We are relational beings – we all – are kin.
This truth highlights life’s wonders and miracles.
We are free to give of ourselves abundantly.
Care for others, and about others.
About Soul and Life.
What Joy.
­ - Free -

In Honor of Bill 


May we keep remembering, may we not forget.


(Stills photographed from Matthias’ originals, printed on photo paper, a long time ago)

Comments

Karen said…
On a personal level, after yesterday’s private tai chi session, this beautiful piece has given me strength to explore my own deep fears and the knowing that I am safe all the while. I am so very grateful.
Alex K said…
Beautiful! Poignant! Heart opening. Just what my soul and spirit needed in these times of meanness, fear and cruelty. The image of you waking to horses thundering and flying over you is stunning.
Aysha said…
This piece carries me, like a horse... a stillness and quietness arises in me. It is soothing - finally, some soothing!
Summer said…
The stories, the photos, the connectivity are so extraordinary.
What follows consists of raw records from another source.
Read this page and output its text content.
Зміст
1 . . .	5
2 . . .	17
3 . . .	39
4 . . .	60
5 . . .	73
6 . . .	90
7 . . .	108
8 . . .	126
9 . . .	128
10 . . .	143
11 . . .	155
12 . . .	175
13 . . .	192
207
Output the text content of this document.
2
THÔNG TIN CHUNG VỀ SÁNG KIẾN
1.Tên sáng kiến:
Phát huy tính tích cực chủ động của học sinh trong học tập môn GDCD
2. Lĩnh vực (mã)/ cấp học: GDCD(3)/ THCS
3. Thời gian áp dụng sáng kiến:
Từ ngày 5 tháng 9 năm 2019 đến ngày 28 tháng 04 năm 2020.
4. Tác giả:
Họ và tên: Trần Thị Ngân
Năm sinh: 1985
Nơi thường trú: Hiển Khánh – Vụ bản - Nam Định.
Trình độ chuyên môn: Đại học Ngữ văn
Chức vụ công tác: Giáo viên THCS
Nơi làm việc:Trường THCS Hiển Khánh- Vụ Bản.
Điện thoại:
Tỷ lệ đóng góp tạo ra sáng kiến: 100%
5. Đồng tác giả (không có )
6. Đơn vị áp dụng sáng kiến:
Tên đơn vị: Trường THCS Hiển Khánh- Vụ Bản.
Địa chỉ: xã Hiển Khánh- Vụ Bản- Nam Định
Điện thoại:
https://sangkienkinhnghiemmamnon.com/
And especially: At this very moment, horse after horse is jumping right over me, a big herd of wild mustangs galloping at high speed. May we ride through these times, still standing.
Karina said…
And from Germany, Ingeborg writes:

Dear Karina, I just read your article, what should I say, tears were running… I am sooo deeply touched, and amazed that this came about. The synchronicity is unbelievable. I am very thankful for your honoring of Bill. It is also for me such a honoring of farewell. Thank you so much.
Karina said…
And what is most amazing to me is that Bill and the mustangs are touching us all, giving us courage, soothing us. Just when needed, memories and present time come together: the angels are with us, and in this case they are horses – let’s keep listening...
Ken said…

So inspiring. What an incredible experience, being awakened by the mustangs thundering over you, "merged with wild horses and wild stars alike." Such beautiful photographs and poetic descriptions of your great joy with the noble Bill, and of your sister-in-law Ingeborg lying with him, comforting him ... Thank you Karina.